While some are urging lawmakers to consider increasing taxes and capping or removing tax exemptions to enhance revenues, others say such a move could plunge the state economy into a deeper recession which may actually decrease revenues. Oklahoma's governor, the Speaker of the House, and the Senate President Pro Tempore have said that tax increases are not an option for fixing Oklahoma's budget problems.
Senate President Pro-Tem Glenn Coffee (R-Oklahoma City) said, "We know that many Oklahoma taxpayers are hurting because of the national recession, policies coming out of Washington, and the depressed job market. It is imperative that the new budget framework is fiscally responsible, and protects Oklahomans from tax increases."
National and state taxpayer advocates have urged state legislators to put some teeth into that promise by signing the Taxpayer Protection Pledge sponsored by Americans for Tax Reform.
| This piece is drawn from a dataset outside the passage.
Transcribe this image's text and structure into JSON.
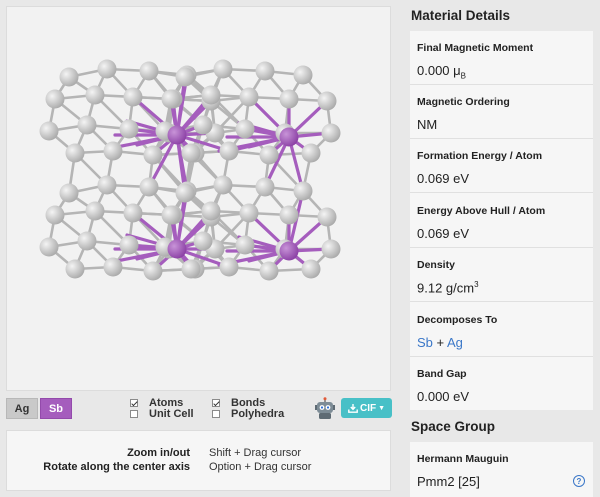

The pledge is a commitment to the people of one's district and the state of Oklahoma to, "oppose and vote against any and all efforts to increase taxes," said Grover Norquist, president of Americans for Tax Reform.
"Taxpayers hear empty promises every day from elected officials in Washington about spending and taxes, only to end up disappointed because government decides it wants more and more," said Brian Downs, executive director of Oklahomans for Responsible Government. "Signing this pledge to keep all tax increases off the table while fixing Oklahoma 's budget gap will give taxpayers some peace of mind that their government leaders here in Oklahoma are listening to them."
"The budget situation could very well get worse in the next several months, and then could get downright ugly if things like SQ 744 and Obama's Medicaid expansion come to pass," added Brandon Dutcher, vice president of the Oklahoma Council of Public Affairs and chairman of the Oklahoma center-right coalition meeting. "Oklahomans already spend more time working to pay taxes than to pay for food, clothing, and shelter combined. They need assurances from their state legislators that enough is enough."
Most legislators, especially those who believe in big government, view the budget problem as a looming disaster. But, some see the shortfall as an opportunity to set priorities, streamline Oklahoma government, and make it more efficient. The 2010 legislative session should prove to be interesting.